The Christmas heat is officially on. Stressed-out Icelanders flocking to the mall – packing the stores that now stay open to 10 pm every night, and until 11 pm on the 23rd. YT made the insane mistake of heading to the Kringlan Mall yesterday afternoon (a Saturday!) only to get sucked into a car parking lot and winding up revolving around and around without parking-space success for a full half an hour. Now if there’s anything to challenge one’s hard-earned serenity, it is precisely that. Yet I’m pleased to report that YT remained impeccably cool and composed during the entire mall foray, even resisting the urge to fire acerbic remarks in the direction of snarky store clerks that have probably been pulling 13-hour days for longer than should be permitted. For being an Icelandic mall store clerk right now must be pretty much on par with being a relief worker in Iraq. When it comes to the most-trying-job-on-the-planet sweepstakes.

I’m also exquisitely relieved to report that the final Christmas gift is now in the bag and my biggest concern now is which bow to tie on which prezzie. Sweet!

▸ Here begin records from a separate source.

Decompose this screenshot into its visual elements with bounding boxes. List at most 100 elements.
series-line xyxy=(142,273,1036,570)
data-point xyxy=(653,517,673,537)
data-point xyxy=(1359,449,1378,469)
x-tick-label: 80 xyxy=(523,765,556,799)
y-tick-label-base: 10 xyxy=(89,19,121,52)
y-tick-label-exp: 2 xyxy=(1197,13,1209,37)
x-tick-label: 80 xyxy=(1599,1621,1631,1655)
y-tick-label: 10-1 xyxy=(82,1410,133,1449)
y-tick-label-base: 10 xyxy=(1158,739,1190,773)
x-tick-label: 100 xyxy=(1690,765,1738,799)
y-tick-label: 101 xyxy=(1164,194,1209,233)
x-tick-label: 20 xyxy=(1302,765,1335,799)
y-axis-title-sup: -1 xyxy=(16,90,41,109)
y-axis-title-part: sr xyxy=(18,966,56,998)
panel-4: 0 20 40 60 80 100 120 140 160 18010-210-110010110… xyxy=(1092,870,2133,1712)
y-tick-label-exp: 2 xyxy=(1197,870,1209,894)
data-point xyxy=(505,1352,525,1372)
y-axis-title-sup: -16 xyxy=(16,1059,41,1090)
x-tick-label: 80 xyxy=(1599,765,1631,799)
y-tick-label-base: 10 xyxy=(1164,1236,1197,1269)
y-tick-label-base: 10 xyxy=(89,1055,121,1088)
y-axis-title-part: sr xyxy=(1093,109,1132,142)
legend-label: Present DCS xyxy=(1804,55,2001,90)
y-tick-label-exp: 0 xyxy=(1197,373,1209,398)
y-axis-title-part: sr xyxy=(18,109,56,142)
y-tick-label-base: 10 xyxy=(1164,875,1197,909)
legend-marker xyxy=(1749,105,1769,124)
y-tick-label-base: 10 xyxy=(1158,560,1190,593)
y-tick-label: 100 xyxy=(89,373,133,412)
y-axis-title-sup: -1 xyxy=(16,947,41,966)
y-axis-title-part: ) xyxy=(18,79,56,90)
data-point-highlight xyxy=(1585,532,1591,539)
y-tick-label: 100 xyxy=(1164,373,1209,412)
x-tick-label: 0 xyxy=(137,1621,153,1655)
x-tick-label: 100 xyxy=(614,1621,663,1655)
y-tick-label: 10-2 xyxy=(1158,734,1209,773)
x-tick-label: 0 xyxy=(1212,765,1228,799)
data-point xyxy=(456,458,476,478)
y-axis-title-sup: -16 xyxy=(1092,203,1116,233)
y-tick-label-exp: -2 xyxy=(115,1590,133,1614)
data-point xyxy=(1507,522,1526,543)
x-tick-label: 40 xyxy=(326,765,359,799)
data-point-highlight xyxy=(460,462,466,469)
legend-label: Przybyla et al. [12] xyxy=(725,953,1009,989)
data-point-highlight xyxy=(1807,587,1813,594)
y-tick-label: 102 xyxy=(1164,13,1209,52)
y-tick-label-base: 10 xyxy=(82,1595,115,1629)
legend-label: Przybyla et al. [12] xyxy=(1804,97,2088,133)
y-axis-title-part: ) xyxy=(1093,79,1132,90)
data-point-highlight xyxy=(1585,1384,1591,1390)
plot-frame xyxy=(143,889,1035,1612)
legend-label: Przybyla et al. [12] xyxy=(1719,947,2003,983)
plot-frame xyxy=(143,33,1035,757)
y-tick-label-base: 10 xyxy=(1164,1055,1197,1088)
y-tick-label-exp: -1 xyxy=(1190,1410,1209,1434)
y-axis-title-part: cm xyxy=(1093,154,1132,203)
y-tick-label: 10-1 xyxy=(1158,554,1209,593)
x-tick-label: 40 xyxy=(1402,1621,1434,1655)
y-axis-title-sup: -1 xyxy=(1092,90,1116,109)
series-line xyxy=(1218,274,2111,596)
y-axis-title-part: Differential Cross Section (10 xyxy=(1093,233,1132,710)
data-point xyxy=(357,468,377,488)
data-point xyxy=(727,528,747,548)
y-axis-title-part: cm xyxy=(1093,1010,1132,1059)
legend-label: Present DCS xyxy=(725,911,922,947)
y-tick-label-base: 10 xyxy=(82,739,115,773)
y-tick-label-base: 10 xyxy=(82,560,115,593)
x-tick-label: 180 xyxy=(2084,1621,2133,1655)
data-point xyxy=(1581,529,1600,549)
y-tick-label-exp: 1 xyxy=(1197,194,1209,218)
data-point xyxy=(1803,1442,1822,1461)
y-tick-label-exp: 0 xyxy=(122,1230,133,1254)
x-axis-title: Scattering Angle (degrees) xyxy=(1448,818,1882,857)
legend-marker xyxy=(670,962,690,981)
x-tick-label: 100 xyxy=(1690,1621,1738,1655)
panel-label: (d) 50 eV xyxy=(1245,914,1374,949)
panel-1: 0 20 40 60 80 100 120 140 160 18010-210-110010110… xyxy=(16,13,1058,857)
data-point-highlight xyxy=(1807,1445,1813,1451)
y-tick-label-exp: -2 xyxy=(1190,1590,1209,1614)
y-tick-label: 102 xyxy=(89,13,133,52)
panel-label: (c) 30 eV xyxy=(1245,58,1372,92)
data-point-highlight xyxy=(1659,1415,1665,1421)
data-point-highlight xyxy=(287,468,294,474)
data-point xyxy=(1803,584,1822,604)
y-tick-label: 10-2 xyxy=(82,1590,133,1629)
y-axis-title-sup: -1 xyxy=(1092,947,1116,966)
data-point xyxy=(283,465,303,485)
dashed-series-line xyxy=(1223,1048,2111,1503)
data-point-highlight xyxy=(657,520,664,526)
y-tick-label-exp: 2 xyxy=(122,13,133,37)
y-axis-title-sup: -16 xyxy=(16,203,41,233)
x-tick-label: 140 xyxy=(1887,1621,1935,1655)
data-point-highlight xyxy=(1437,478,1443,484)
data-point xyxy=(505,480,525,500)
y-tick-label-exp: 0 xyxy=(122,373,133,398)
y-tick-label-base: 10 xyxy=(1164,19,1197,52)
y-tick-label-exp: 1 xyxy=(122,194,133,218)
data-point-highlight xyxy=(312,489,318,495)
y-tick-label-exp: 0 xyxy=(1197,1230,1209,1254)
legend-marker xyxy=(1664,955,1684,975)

AND THE BREAK-AND-ENTER YULE LAD IS…

Skyrgámur – Skyr Glutton. Yet another impish Lad with a penchant for breaking into houses and ingesting things. This one sniffed out the skyr barrels and gorged himself on their contents – skyr being a dairy product halfway between a cheese and a yoghurt, similar to German quark. Hm. Better than eating the burnt remains off the pots, I guess. These guys are getting more cultured by the day.

TODAY’S WEATHER WAS…

Yes, the day is over and midnight approaches. However, I can tell you that it was a nondescript sort of day; overcast, slight wind, not mild and not cold, just sort of there. (Which in itself is a Good Thing). Sunrise was at 11.21; sunset at 15.29 (yet again).